Dell and ParAccel used a joint customer event in New York City last week as a low-ish key coming out party for their partnership, which has Dell reselling ParAccel's Analytics Platform. At the core of the platform is a MPP - massively parallel processing - database that runs across multiple compute nodes, which is where Dell's server hardware, storage and networking fits in.
ParAccel's MPP approach allows its platform to scale linearly for massive data, analytic complexity, and increasing numbers of users. Its architecture supports compiled queries that can be run on each compute node, fully in-memory processing and UDP-based communications between nodes, all for maximum efficiency. On top of the MPP database, ParAccel's platform allows integration with data sources, with analytics, and with big data frameworks, such as Hadoop.
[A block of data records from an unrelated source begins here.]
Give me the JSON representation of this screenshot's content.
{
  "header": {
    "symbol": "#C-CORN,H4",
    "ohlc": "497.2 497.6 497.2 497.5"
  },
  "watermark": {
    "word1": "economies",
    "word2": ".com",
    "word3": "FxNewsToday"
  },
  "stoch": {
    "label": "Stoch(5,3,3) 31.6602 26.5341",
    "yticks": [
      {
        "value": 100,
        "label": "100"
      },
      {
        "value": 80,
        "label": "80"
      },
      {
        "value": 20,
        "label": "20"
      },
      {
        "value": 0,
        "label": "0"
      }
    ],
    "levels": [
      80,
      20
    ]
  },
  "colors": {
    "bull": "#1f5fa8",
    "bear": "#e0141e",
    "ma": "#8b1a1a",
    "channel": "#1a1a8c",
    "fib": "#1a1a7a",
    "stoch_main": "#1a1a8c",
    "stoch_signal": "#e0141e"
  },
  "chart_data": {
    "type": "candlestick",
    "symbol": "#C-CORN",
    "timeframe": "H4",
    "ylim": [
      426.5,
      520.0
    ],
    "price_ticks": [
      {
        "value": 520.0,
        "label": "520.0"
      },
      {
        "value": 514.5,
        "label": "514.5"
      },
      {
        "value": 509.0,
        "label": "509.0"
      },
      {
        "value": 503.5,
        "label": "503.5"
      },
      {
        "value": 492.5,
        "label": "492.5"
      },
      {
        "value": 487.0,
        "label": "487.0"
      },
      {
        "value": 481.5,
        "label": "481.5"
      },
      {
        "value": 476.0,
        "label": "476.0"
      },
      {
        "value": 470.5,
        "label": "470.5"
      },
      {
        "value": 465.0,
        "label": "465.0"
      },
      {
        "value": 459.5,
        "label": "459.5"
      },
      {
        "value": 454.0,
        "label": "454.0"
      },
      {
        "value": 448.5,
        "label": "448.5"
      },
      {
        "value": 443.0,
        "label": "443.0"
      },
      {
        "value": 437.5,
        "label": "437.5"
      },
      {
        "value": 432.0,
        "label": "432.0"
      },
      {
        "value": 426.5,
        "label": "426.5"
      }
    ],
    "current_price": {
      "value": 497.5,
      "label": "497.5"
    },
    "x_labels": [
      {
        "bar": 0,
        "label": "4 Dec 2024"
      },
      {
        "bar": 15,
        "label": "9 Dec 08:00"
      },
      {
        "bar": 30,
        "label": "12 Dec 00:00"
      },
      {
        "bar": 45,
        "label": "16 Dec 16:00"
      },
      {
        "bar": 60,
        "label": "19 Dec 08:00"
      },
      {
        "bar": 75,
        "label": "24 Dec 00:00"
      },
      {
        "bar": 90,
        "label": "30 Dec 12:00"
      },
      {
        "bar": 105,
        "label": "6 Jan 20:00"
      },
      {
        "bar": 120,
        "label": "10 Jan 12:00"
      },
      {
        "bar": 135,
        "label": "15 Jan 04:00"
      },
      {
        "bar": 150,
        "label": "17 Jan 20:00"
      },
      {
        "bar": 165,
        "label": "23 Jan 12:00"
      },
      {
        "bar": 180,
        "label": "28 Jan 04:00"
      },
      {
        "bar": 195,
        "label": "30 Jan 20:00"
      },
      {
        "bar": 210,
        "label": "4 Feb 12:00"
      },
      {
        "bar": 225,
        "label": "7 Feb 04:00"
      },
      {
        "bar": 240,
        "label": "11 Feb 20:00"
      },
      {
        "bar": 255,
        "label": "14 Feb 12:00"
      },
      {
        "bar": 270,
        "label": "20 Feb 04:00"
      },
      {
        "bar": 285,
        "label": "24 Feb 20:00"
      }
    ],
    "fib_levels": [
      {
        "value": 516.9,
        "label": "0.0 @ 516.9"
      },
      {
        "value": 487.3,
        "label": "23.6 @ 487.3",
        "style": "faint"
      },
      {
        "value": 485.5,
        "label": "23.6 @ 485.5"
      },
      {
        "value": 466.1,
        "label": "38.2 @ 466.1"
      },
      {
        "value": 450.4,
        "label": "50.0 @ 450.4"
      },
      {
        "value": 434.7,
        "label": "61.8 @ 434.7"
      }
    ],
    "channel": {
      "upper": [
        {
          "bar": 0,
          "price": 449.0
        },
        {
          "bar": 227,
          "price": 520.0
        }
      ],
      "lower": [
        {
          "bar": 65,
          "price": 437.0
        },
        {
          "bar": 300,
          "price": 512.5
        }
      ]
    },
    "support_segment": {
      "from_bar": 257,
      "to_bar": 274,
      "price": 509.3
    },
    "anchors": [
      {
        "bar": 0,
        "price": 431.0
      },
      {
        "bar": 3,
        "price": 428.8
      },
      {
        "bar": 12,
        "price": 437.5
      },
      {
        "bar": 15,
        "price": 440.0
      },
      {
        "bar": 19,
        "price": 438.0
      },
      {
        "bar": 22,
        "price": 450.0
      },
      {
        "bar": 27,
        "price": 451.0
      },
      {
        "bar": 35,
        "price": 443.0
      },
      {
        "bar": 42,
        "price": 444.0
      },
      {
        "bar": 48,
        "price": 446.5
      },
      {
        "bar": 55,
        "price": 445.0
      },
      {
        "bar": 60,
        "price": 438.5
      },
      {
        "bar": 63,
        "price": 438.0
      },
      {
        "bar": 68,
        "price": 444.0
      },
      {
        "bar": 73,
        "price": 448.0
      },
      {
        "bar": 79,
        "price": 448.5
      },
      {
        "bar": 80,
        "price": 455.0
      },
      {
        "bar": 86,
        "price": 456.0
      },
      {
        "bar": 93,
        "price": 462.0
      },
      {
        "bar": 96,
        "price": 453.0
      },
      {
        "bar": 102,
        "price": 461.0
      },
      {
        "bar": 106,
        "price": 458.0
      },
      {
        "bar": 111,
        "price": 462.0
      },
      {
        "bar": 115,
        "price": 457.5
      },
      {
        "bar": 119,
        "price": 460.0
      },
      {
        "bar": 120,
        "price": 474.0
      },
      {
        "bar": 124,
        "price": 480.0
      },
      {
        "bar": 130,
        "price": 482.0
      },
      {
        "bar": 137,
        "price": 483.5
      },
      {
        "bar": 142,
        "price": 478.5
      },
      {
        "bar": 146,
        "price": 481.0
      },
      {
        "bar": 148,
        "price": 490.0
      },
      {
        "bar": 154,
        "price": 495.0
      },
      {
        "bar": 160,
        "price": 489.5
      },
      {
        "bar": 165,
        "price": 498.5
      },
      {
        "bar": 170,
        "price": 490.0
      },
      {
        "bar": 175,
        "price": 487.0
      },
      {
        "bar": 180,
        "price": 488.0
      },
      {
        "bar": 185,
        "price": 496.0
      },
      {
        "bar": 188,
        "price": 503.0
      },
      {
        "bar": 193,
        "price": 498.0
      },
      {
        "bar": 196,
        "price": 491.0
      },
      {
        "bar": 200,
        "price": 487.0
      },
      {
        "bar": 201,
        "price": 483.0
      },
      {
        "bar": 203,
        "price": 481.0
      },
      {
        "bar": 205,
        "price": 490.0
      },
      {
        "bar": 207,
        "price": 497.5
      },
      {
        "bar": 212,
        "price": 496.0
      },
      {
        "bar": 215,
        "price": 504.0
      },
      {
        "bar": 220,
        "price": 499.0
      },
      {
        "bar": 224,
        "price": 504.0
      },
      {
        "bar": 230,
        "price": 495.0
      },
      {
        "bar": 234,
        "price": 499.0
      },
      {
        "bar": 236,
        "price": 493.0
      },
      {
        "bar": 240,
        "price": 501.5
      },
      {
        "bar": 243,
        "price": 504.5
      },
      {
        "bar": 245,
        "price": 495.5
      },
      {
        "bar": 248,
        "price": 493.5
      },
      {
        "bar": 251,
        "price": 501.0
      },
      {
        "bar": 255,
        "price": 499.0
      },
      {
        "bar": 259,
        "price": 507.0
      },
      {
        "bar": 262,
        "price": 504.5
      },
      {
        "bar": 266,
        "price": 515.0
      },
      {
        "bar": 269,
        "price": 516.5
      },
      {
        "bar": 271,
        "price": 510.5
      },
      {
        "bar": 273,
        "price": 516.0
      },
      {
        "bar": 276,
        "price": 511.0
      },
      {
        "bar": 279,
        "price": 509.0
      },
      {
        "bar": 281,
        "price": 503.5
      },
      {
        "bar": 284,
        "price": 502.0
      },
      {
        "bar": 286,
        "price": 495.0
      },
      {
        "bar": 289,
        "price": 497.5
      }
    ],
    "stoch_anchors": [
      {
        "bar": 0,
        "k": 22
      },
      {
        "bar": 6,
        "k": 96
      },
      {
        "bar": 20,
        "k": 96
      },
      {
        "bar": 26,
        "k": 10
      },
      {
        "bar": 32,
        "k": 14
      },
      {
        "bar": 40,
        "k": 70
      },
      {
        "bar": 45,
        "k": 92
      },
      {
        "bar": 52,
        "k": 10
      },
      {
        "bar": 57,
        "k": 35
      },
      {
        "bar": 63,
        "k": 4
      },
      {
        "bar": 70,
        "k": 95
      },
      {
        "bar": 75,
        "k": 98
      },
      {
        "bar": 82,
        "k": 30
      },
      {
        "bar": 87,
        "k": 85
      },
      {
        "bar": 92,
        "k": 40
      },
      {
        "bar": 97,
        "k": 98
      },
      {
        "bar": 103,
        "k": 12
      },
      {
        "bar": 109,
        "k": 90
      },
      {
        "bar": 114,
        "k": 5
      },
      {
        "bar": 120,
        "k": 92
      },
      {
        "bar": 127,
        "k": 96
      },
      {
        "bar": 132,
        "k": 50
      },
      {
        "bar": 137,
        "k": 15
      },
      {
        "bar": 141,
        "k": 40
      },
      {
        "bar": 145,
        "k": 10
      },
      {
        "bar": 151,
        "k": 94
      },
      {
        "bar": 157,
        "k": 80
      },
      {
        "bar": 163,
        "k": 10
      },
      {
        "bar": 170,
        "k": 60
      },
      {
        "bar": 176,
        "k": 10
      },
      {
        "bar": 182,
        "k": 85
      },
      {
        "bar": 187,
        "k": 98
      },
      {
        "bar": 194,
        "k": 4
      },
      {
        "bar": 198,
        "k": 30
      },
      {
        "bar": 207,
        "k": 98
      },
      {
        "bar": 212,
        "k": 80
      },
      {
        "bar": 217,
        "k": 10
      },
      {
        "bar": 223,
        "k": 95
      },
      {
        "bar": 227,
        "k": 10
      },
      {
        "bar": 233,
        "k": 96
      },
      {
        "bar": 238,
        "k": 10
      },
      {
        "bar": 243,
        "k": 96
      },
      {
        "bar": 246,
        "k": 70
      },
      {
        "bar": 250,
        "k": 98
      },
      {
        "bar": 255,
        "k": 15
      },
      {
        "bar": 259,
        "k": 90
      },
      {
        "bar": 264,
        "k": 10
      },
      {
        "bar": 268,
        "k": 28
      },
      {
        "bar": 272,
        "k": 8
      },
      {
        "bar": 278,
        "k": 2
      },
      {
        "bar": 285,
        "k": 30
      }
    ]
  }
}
Dell's partnership with ParAccel is just one example of its positioning in the big data space. It also partners with RainStor, for high performance data storage and archiving, with Cloudera for its Hadoop distribution, and Datameer for visualisation and analytics on top of Hadoop. It also works with Kove and its RAM storage appliance, as does ParAccel, which leverages Kove for instantaneous cloning of its database.
ParAccel - which competes with the likes of EMC's Greenplum unit and IBM's Netezza division - has customers across a number of verticals, but lists Goldman Sachs and Royal Bank of Scotland among those in financial services. It also details its work with a global investment bank in a case study focusing on replacing a Sybase IQ database for risk analysis.